I think its up and running with that last change, setup my airflow password after it finished its
db init
. Now I can test it out! Thank you!
d
Awesome, glad we could help!
m
Hey guys, me again, I have setup the ECS system now with a meltano database with
MELTANO_DATABASE_URI
env variable, airflow database with the
AIRFLOW_DATABASE_SQL_ALCHEMY_CONN
env variable, and finally
AIRFLOW__CORE__COMPRESS_SERIALIZED_DAGS
set to
false
like we discussed above. All systems fire up without errors however they do not seem to be registering jobs or schedules when I run the job and schedule creation commands. This is what I run on the scheduler:
Copy code
root@4dfc79fff9de:/project# meltano job add tap-stackoverflow-sampledata-to-target-jsonl --tasks "tap-stackoverflow-sampledata target-jsonl"
2023-07-18T19:16:42.481438Z [info     ] The default environment 'dev' will be ignored for `meltano job`. To configure a specific environment, please use the option `--environment=<environment name>`.
Added job tap-stackoverflow-sampledata-to-target-jsonl: ['tap-stackoverflow-sampledata target-jsonl']
root@4dfc79fff9de:/project# meltano schedule add tap-stackoverflow-sampledata-to-target-jsonl --extractor tap-stackoverflow-sampledata --loader target-jsonl --transform run --interval "@daily"

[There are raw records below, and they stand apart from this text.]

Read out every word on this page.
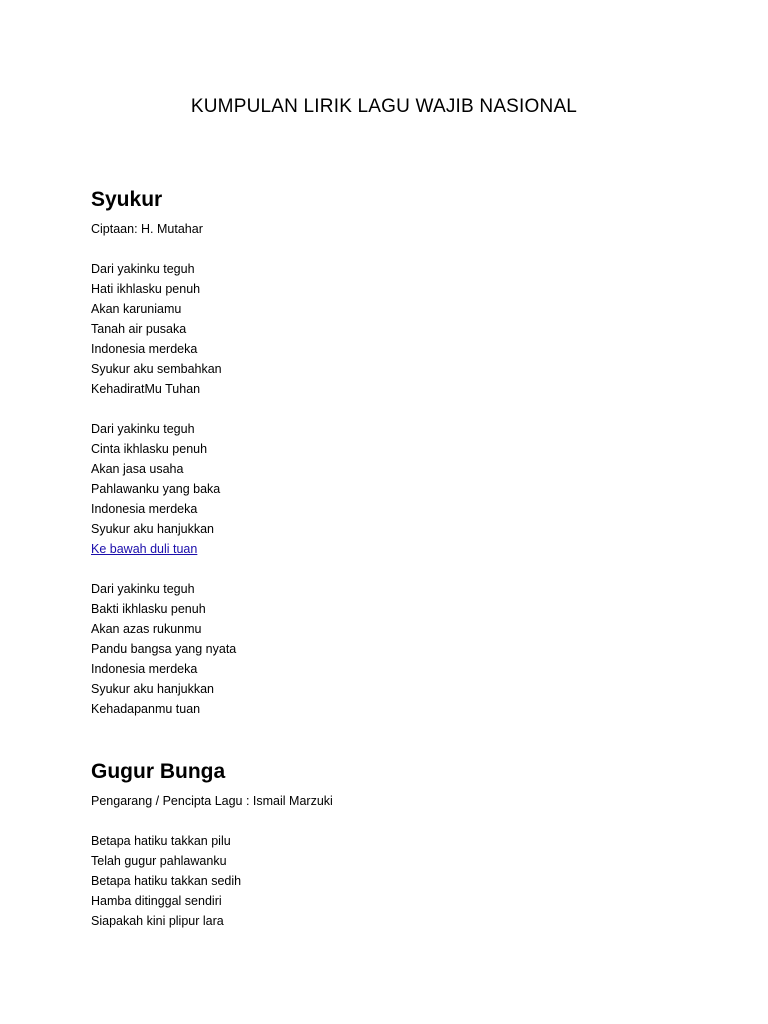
KUMPULAN LIRIK LAGU WAJIB NASIONAL
Syukur
Ciptaan: H. Mutahar
Dari yakinku teguh
Hati ikhlasku penuh
Akan karuniamu
Tanah air pusaka
Indonesia merdeka
Syukur aku sembahkan
KehadiratMu Tuhan
Dari yakinku teguh
Cinta ikhlasku penuh
Akan jasa usaha
Pahlawanku yang baka
Indonesia merdeka
Syukur aku hanjukkan
Ke bawah duli tuan
Dari yakinku teguh
Bakti ikhlasku penuh
Akan azas rukunmu
Pandu bangsa yang nyata
Indonesia merdeka
Syukur aku hanjukkan
Kehadapanmu tuan
Gugur Bunga
Pengarang / Pencipta Lagu : Ismail Marzuki
Betapa hatiku takkan pilu
Telah gugur pahlawanku
Betapa hatiku takkan sedih
Hamba ditinggal sendiri
Siapakah kini plipur lara
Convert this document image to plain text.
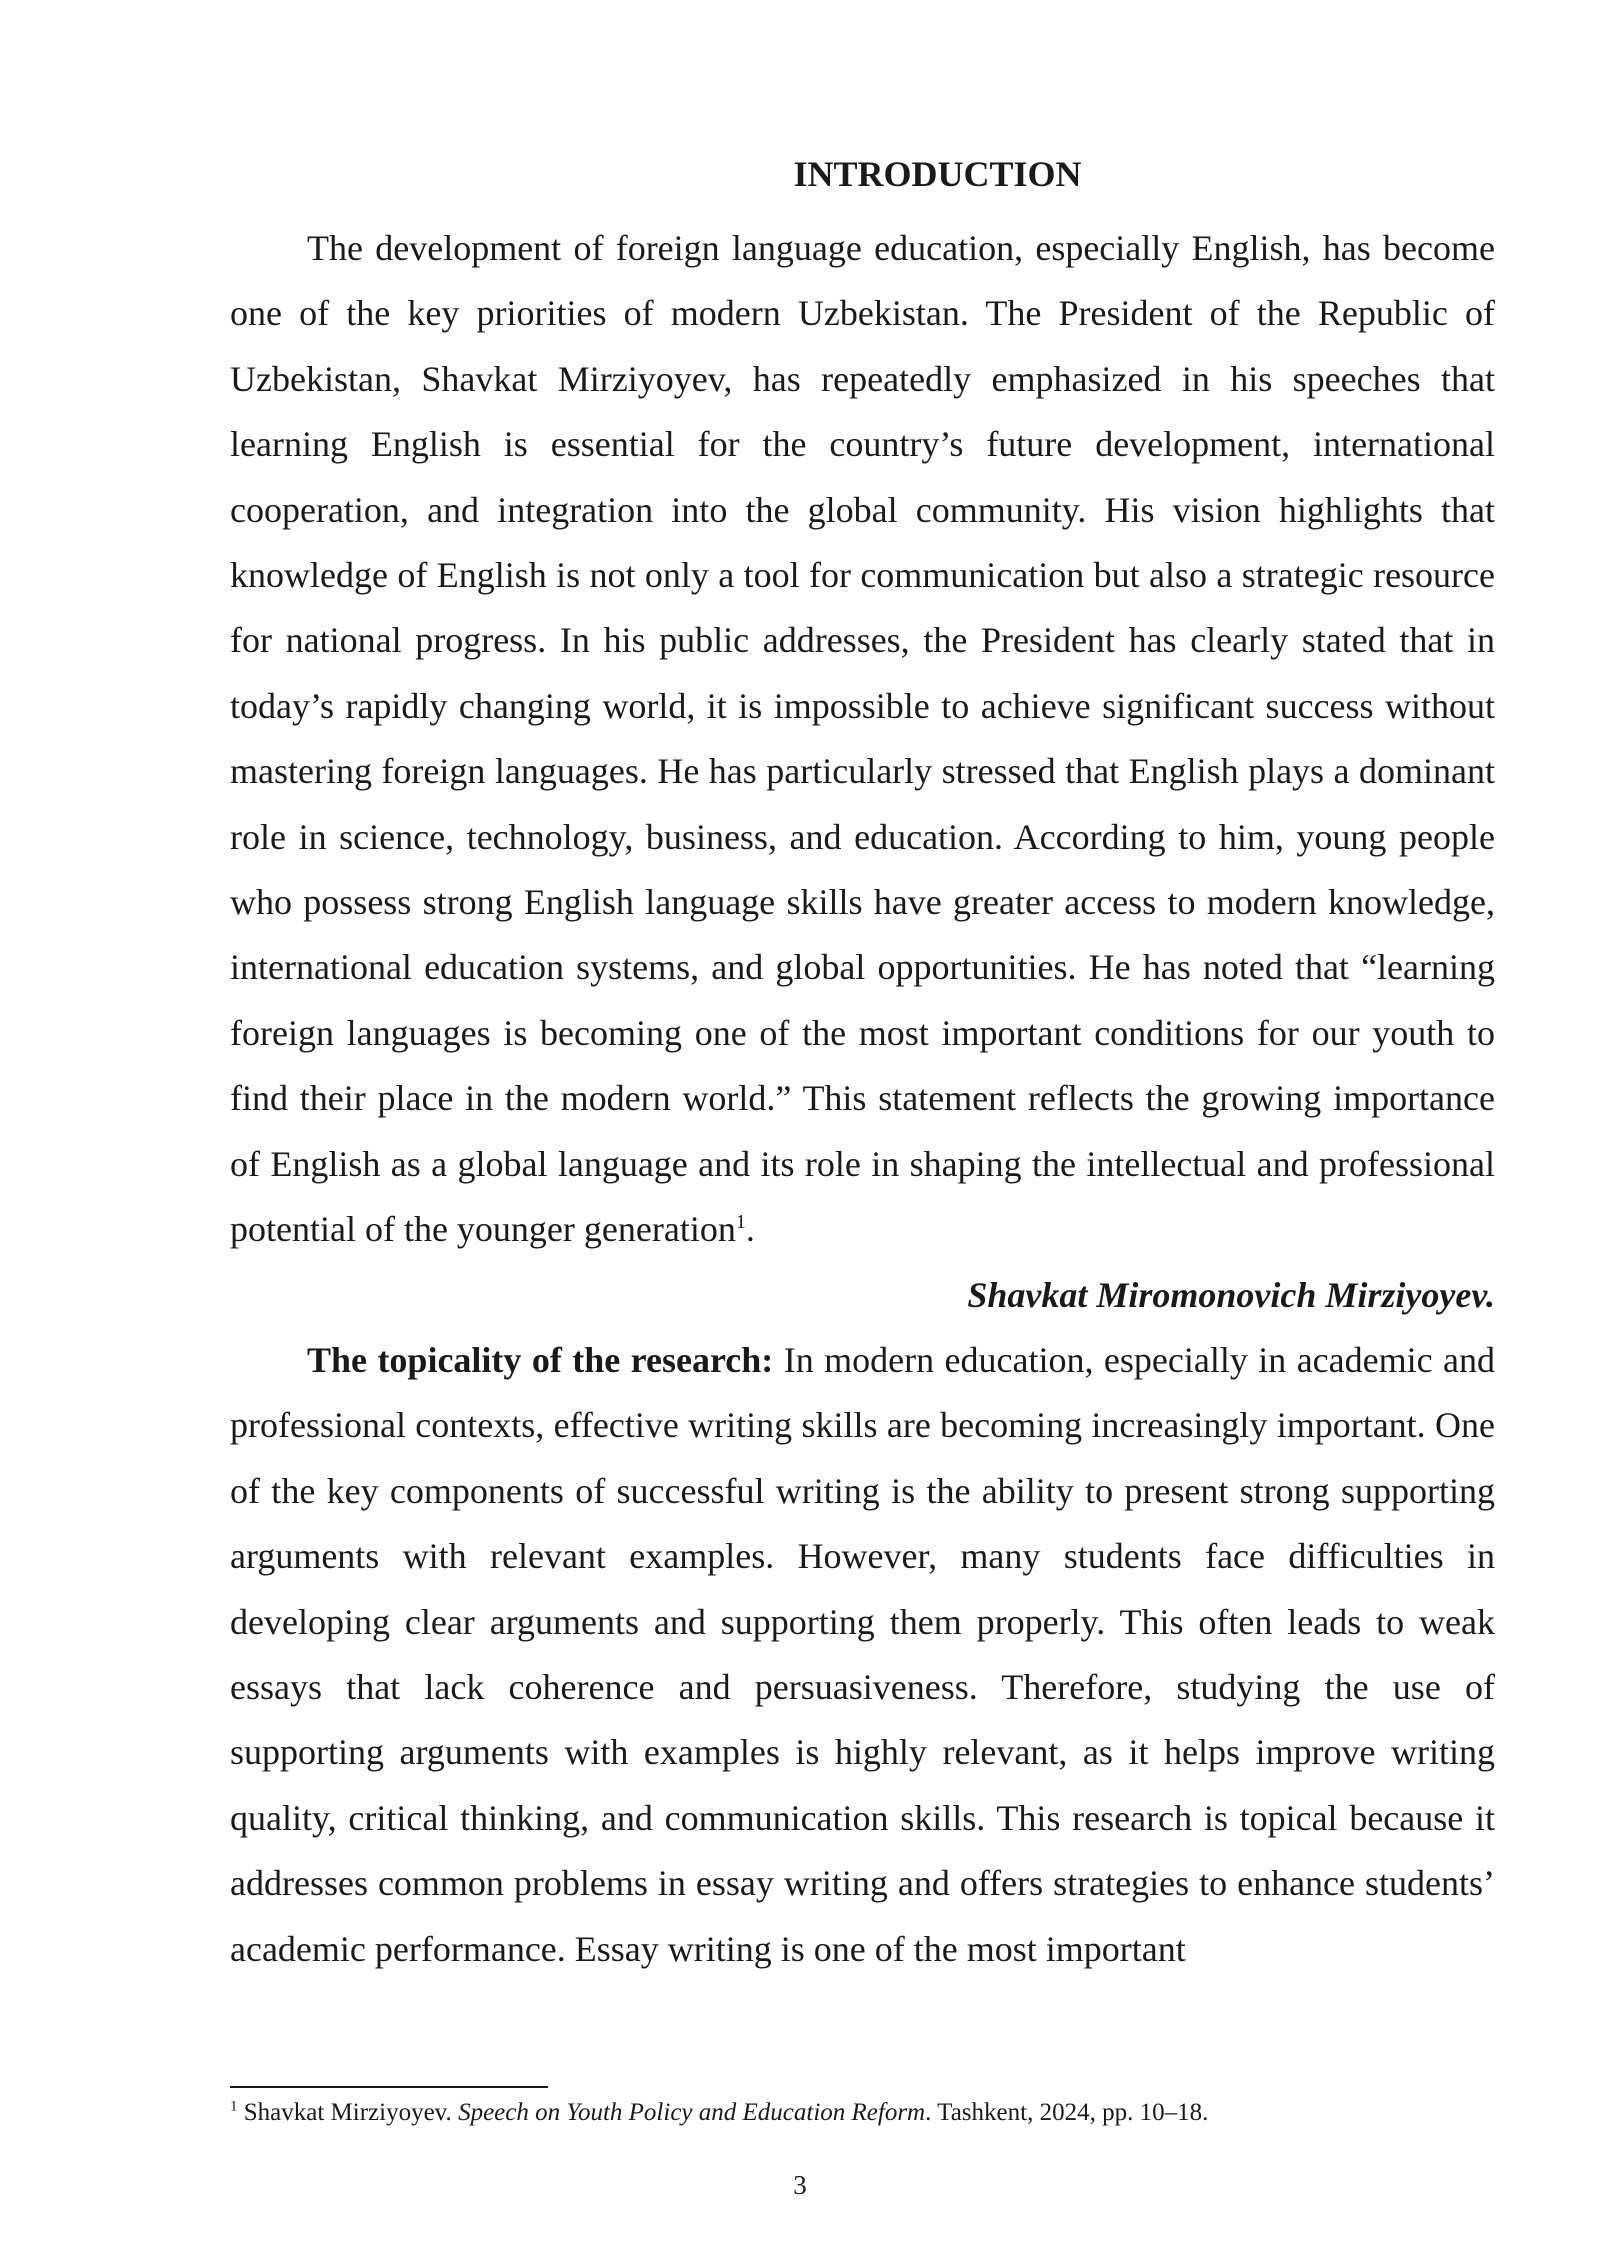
INTRODUCTION

The development of foreign language education, especially English, has become one of the key priorities of modern Uzbekistan. The President of the Republic of Uzbekistan, Shavkat Mirziyoyev, has repeatedly emphasized in his speeches that learning English is essential for the country’s future development, international cooperation, and integration into the global community. His vision highlights that knowledge of English is not only a tool for communication but also a strategic resource for national progress. In his public addresses, the President has clearly stated that in today’s rapidly changing world, it is impossible to achieve significant success without mastering foreign languages. He has particularly stressed that English plays a dominant role in science, technology, business, and education. According to him, young people who possess strong English language skills have greater access to modern knowledge, international education systems, and global opportunities. He has noted that “learning foreign languages is becoming one of the most important conditions for our youth to find their place in the modern world.” This statement reflects the growing importance of English as a global language and its role in shaping the intellectual and professional potential of the younger generation$^1$.

Shavkat Miromonovich Mirziyoyev.

The topicality of the research: In modern education, especially in academic and professional contexts, effective writing skills are becoming increasingly important. One of the key components of successful writing is the ability to present strong supporting arguments with relevant examples. However, many students face difficulties in developing clear arguments and supporting them properly. This often leads to weak essays that lack coherence and persuasiveness. Therefore, studying the use of supporting arguments with examples is highly relevant, as it helps improve writing quality, critical thinking, and communication skills. This research is topical because it addresses common problems in essay writing and offers strategies to enhance students’ academic performance. Essay writing is one of the most important

$^1$ Shavkat Mirziyoyev. Speech on Youth Policy and Education Reform. Tashkent, 2024, pp. 10–18.
3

2023-07-18T19:16:50.613843Z [info     ] The default environment 'dev' will be ignored for `meltano schedule`. To configure a specific environment, please use the option `--environment=<environment name>`.
/venv/lib/python3.9/site-packages/meltano/core/settings_service.py:445: RuntimeWarning: Unknown setting 'start_date' - the default value `None` will be used
  value, metadata = self.get_with_metadata(*args, **kwargs)
Scheduled elt 'tap-stackoverflow-sampledata-to-target-jsonl' at @daily
And then when I go to airflow I do not get any jobs or schedules appearing. What is is that I need to do? (this worked when it was using the SQLite) just not working with postgres as the backend database.
d
@matthew_van_zanten Do the Airflow scheduler logs say anything about being able to load from the DAG bag?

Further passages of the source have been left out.